Auch im Berufsalltag werden neben der Bezeichnung Alltagsbegleiter:in je nach Kontext, Bundesland oder Einrichtung andere Bezeichnungen verwendet (Döbler 2009, S. 73):
- zusätzliche Betreuungskräfte,
- Seniorenassistent:innen,
- Senior:innenbegleiter:innen oder
- Betreuungsassistent:innen.
Wichtig ist die Abgrenzung von Personen, die eine Ausbildung zur Alltagsbegleitung absolviert haben, zu Personen, die niedrigschwellige Betreuungsangebote im Rahmen eines bürgerschaftlichen Engagements (Ehrenamtliche) ausüben.
3 Berufsfelder und Tätigkeiten
Das Berufsfeld der Alltagsbegleitung umfasst Aufgaben der Betreuung sowie Assistenz von Menschen mit körperlichen oder geistigen Einschränkungen. Dabei wird mit Haushaltsgegenständen, Unterhaltungsmedien und auch notwendigen Medizinprodukten für die begleitete Person hantiert.
Greb-Kohlstedt et al. (2015) teilen die Tätigkeitsbereiche wie folgt ein:
- Miteinander umgehen: Dieser Tätigkeitsbereich beinhaltet die Kommunikation mit den begleiteten Personen, den Aufbau von Beziehungen sowie den Umgang mit körperlichen Einschränkungen des Sehens, Hörens und Sprechens.

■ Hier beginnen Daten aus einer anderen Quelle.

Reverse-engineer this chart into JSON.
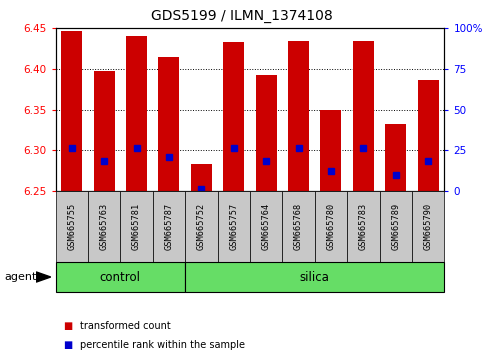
{
  "title": "GDS5199 / ILMN_1374108",
  "samples": [
    "GSM665755",
    "GSM665763",
    "GSM665781",
    "GSM665787",
    "GSM665752",
    "GSM665757",
    "GSM665764",
    "GSM665768",
    "GSM665780",
    "GSM665783",
    "GSM665789",
    "GSM665790"
  ],
  "n_control": 4,
  "n_silica": 8,
  "bar_tops": [
    6.447,
    6.398,
    6.44,
    6.415,
    6.283,
    6.433,
    6.393,
    6.435,
    6.35,
    6.435,
    6.333,
    6.387
  ],
  "blue_dots": [
    6.303,
    6.287,
    6.303,
    6.292,
    6.253,
    6.303,
    6.287,
    6.303,
    6.275,
    6.303,
    6.27,
    6.287
  ],
  "bar_bottom": 6.25,
  "ylim": [
    6.25,
    6.45
  ],
  "yticks_left": [
    6.25,
    6.3,
    6.35,
    6.4,
    6.45
  ],
  "yticks_right_pct": [
    0,
    25,
    50,
    75,
    100
  ],
  "ytick_labels_right": [
    "0",
    "25",
    "50",
    "75",
    "100%"
  ],
  "bar_color": "#cc0000",
  "dot_color": "#0000cc",
  "group_bg_color": "#66dd66",
  "sample_box_color": "#c8c8c8",
  "agent_label": "agent",
  "control_label": "control",
  "silica_label": "silica",
  "legend_items": [
    "transformed count",
    "percentile rank within the sample"
  ],
  "legend_colors": [
    "#cc0000",
    "#0000cc"
  ],
  "bar_width": 0.65
}
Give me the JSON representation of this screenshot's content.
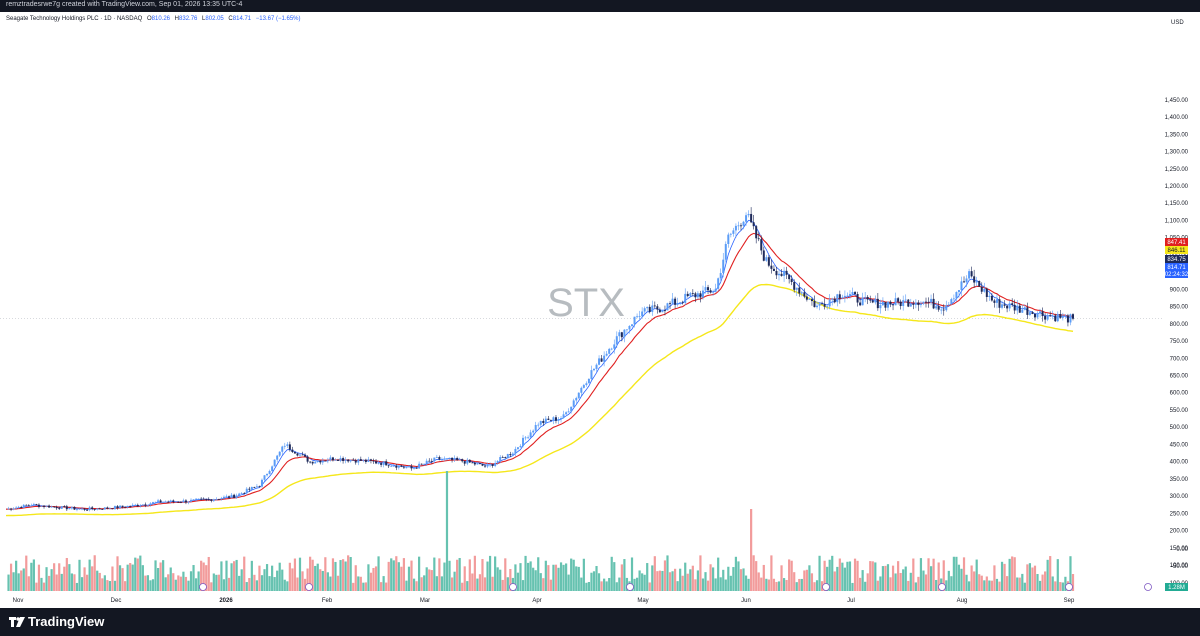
{
  "header": {
    "credit": "remztradesrwe7g created with TradingView.com, Sep 01, 2026 13:35 UTC-4"
  },
  "legend": {
    "symbol_line": "Seagate Technology Holdings PLC · 1D · NASDAQ",
    "o_label": "O",
    "o_value": "810.26",
    "h_label": "H",
    "h_value": "832.76",
    "l_label": "L",
    "l_value": "802.05",
    "c_label": "C",
    "c_value": "814.71",
    "change": "−13.67 (−1.65%)"
  },
  "footer": {
    "brand": "TradingView"
  },
  "colors": {
    "up": "#5b9cf6",
    "down": "#1e2a5a",
    "ema_fast": "#2962ff",
    "ema_mid": "#e02020",
    "ema_slow": "#f5e71b",
    "vol_up": "#66c2b0",
    "vol_down": "#f29b9b",
    "grid_dot": "#b2b5be",
    "accent": "#2962ff"
  },
  "chart_data": {
    "type": "candlestick",
    "watermark": "STX",
    "currency": "USD",
    "y_ticks": [
      0,
      50,
      100,
      150,
      200,
      250,
      300,
      350,
      400,
      450,
      500,
      550,
      600,
      650,
      700,
      750,
      800,
      850,
      900,
      950,
      1000,
      1050,
      1100,
      1150,
      1200,
      1250,
      1300,
      1350,
      1400,
      1450
    ],
    "y_tick_labels": [
      "0.00",
      "50.00",
      "100.00",
      "150.00",
      "200.00",
      "250.00",
      "300.00",
      "350.00",
      "400.00",
      "450.00",
      "500.00",
      "550.00",
      "600.00",
      "650.00",
      "700.00",
      "750.00",
      "800.00",
      "850.00",
      "900.00",
      "950.00",
      "1,000.00",
      "1,050.00",
      "1,100.00",
      "1,150.00",
      "1,200.00",
      "1,250.00",
      "1,300.00",
      "1,350.00",
      "1,400.00",
      "1,450.00"
    ],
    "vol_tick_labels": [
      "0.00",
      "-50.00",
      "-100.00"
    ],
    "x_labels": [
      "Nov",
      "Dec",
      "2026",
      "Feb",
      "Mar",
      "Apr",
      "May",
      "Jun",
      "Jul",
      "Aug",
      "Sep"
    ],
    "price_tags": [
      {
        "label": "847.41",
        "color": "#e02020"
      },
      {
        "label": "846.11",
        "color": "#f5e71b"
      },
      {
        "label": "834.75",
        "color": "#1e2a5a"
      },
      {
        "label": "814.71",
        "color": "#2962ff"
      },
      {
        "label": "02:24:32",
        "color": "#2962ff"
      }
    ],
    "volume_badge": "1.28M",
    "series": [
      {
        "name": "close",
        "anchors": [
          [
            0,
            262
          ],
          [
            10,
            275
          ],
          [
            20,
            268
          ],
          [
            30,
            262
          ],
          [
            40,
            265
          ],
          [
            50,
            272
          ],
          [
            60,
            283
          ],
          [
            70,
            285
          ],
          [
            80,
            290
          ],
          [
            90,
            300
          ],
          [
            100,
            332
          ],
          [
            110,
            450
          ],
          [
            120,
            400
          ],
          [
            130,
            410
          ],
          [
            140,
            403
          ],
          [
            150,
            395
          ],
          [
            160,
            380
          ],
          [
            170,
            408
          ],
          [
            180,
            402
          ],
          [
            190,
            385
          ],
          [
            200,
            428
          ],
          [
            210,
            512
          ],
          [
            220,
            530
          ],
          [
            230,
            650
          ],
          [
            240,
            750
          ],
          [
            250,
            830
          ],
          [
            260,
            850
          ],
          [
            270,
            880
          ],
          [
            280,
            900
          ],
          [
            285,
            1050
          ],
          [
            292,
            1120
          ],
          [
            300,
            980
          ],
          [
            310,
            920
          ],
          [
            320,
            850
          ],
          [
            330,
            890
          ],
          [
            340,
            860
          ],
          [
            350,
            860
          ],
          [
            360,
            868
          ],
          [
            370,
            850
          ],
          [
            380,
            940
          ],
          [
            390,
            862
          ],
          [
            400,
            844
          ],
          [
            410,
            826
          ],
          [
            420,
            814.71
          ]
        ]
      }
    ]
  }
}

- Alltag begleiten: Dies umfasst alltagsstrukturierende Maßnahmen wie Aufstehen und Zubettgehen, die Einnahme sowie Vor- und Nachbereitung von Mahlzeiten, Aktivitäts- und Ruhezeiten, Besuchszeiten, Feste, Feierlichkeiten im Jahresturnus, Einhaltung der Wochentage, alltägliche oder bestimmte Rituale sowie feste Termine. Für Aktivierungen und Gestaltung von (Gruppen-)Angeboten braucht es dafür entsprechendes Material, welches auch für die Biografiearbeit mit Betroffenen eingesetzt werden kann.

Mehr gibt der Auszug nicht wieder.